Maryland's real problem, all along, was the interception. The Terps threw 29 of them, which was six more than literally any other team out of the 128 in FBS. That's incredible. It's the widest last-place-to-second-last gap in at least 10 years, and I frankly lost patience in trying to find a bigger distance. My suspicion is there's never been one.

(Update! Via ESterps08 in the comments: The 1966 Wichita State Shockers threw 34 interceptions, nine more than anyone else. So Maryland was just the worst in 50 years, not ever.)

The only encouraging thing any Maryland quarterback did in 2015 was Perry Hills running the football. Hills was Maryland's starter for most of the season, and he did run for 639 yards and 6.9 per attempt. At one point, he out-gained Ohio State's Ezekiel Elliott, Penn State's Saquon Barkley and Iowa's Akrum Wadley in consecutive games. That was solid work, but it wasn't enough to compensate for passing inefficiency against good defenses.

The future

If things go as Maryland surely wants, then four-star 2016 commit Dwayne Haskins will get to campus in the summer and immediately win the Terps' starting job.

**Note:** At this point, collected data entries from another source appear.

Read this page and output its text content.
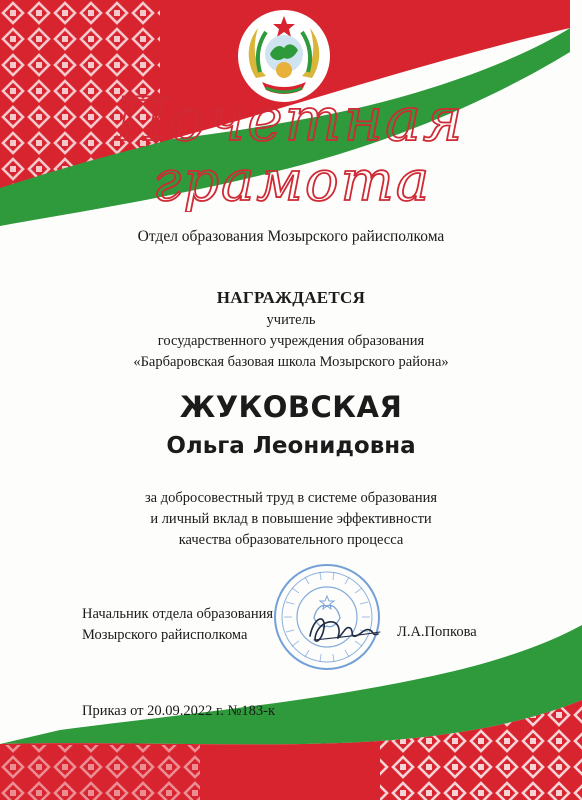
Почетная
грамота
Отдел образования Мозырского райисполкома
НАГРАЖДАЕТСЯ
учитель
государственного учреждения образования
«Барбаровская базовая школа Мозырского района»
ЖУКОВСКАЯ
Ольга Леонидовна
за добросовестный труд в системе образования
и личный вклад в повышение эффективности
качества образовательного процесса
Начальник отдела образования
Мозырского райисполкома	Л.А.Попкова
Приказ от 20.09.2022 г. №183-к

There are about 72 variables that could get in the way of that happening: Maryland offensive coordinator Mike Locksley either staying or going, Haskins either following him elsewhere or not, Maryland either getting a transfer QB or not, Rowe or Hills either getting much better or not, or even Haskins just proving not to be quite ready to start in the Big Ten as a true freshman.

Maryland's 2016 starter will probably be Hills, Rowe or Haskins, but these things can change pretty quickly. No one expected Hills to start for Maryland in either 2012 or 2015, yet it happened both years.

No matter who's under center, though, Maryland is due for some positive regression to the mean. No matter how bad you think any of these options are, the Terps are not going to have the worst power conference passing game of a seven-year period, two seasons in a row. DJ Durkin can take solace in that things are going to get at least somewhat better.